I think I'm right about CR. I'm fallible, but I know of no flaws or outstanding criticisms of any of my take on CR, so I (tentatively) accept it. I have debated the matter with all critics willing to discuss for a long time. I have sought out criticism from people, books, papers, etc. I've made an energetic effort to find out my mistakes. I haven't found that CR is mistaken. Instead, I've found the critics consistently misunderstand CR, do not provide relevant arguments which address my views, do not address key questions CR raises, and also have nothing to say about Deutsch's books.

I run a public philosophy discussion forum. I have visited every online philosophy discussion forum I could find which might offer relevant discussion and criticism. The results were pathetic. I also routinely contact people who have written relevant material or who just seem smart and potentially willing to discuss. For example, I contacted David Miller and invited him to discuss, but he declined.
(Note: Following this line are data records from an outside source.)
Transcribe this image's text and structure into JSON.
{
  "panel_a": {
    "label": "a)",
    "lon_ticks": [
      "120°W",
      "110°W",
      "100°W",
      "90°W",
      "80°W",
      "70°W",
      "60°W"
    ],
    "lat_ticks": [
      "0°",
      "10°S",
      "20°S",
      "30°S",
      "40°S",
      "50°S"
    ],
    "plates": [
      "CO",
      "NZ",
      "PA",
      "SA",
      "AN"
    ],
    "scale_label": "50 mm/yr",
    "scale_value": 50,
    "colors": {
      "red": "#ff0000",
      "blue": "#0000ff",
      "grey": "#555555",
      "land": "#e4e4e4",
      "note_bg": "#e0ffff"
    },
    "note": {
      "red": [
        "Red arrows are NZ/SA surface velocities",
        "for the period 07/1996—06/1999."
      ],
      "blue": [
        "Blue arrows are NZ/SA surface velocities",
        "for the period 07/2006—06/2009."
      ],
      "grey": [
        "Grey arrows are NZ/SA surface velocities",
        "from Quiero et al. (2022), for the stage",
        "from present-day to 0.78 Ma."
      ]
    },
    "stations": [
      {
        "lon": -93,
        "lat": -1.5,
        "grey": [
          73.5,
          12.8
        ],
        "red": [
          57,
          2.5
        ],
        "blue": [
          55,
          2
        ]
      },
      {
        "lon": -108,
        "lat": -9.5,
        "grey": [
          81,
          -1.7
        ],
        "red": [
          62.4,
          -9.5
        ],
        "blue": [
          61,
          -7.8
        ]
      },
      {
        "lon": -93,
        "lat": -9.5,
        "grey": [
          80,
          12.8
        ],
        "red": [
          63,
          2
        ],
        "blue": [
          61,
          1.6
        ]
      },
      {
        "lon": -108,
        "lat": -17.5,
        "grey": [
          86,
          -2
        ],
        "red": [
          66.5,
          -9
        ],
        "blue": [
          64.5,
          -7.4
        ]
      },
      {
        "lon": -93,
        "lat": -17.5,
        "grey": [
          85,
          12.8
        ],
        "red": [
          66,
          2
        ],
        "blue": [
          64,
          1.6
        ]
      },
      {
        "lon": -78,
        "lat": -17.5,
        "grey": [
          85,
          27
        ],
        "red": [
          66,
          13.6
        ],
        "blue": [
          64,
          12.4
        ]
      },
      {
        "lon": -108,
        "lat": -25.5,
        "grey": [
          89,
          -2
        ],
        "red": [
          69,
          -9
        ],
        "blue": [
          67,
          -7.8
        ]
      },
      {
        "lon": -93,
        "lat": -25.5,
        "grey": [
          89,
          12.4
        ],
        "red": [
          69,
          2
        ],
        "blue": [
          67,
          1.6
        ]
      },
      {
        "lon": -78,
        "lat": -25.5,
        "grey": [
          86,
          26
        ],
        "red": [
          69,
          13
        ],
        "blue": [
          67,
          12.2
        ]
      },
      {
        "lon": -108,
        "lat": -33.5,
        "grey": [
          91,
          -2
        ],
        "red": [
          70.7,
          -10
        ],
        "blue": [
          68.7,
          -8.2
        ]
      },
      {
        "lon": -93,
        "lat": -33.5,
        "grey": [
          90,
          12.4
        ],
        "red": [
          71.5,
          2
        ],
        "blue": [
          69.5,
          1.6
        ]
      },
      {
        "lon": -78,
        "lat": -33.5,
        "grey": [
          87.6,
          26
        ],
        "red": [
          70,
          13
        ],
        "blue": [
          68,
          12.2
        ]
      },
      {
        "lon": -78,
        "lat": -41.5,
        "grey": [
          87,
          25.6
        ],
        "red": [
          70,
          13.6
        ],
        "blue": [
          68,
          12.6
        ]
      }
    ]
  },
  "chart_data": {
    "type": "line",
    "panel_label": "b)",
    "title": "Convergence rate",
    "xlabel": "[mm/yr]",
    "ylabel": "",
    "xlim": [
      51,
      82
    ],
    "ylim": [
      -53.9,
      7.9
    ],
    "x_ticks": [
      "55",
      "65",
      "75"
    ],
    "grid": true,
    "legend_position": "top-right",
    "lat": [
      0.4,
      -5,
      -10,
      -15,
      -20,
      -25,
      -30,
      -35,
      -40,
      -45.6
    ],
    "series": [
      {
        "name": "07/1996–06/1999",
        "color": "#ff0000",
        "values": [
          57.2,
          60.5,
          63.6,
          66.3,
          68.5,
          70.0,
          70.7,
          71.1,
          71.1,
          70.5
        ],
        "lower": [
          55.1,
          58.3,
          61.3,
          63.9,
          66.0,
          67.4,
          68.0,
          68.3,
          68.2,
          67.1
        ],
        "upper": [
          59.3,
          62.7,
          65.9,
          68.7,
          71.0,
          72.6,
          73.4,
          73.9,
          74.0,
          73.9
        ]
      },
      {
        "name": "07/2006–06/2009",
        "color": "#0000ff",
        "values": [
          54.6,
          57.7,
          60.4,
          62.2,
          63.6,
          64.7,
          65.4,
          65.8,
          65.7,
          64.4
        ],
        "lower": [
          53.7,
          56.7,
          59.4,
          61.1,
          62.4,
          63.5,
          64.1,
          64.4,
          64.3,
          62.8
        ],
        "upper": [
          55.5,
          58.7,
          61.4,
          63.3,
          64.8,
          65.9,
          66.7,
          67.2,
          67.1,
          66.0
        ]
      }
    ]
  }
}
Calling this arrogant (Because I think I know something important? Because I think many other people are mistaken?), doesn't refute my interpretation of these life experiences. RS, if you have a proposal for what I should do differently (or a different perspective I should use), I'll be happy to consider it. And if you know of any serious critics of CR who will discuss the matter, please tell me who they are.

None of RS's 25 points were difficult for me to answer. If RS knew of any refutation of CR by any author which I couldn't answer, I would have expected him to be able to pose a difficult challenge for me within 25 comments. But, as usual with everyone, so far nothing RS has said gives even a hint of raising an anti-CR argument which I don't have a pre-existing answer for.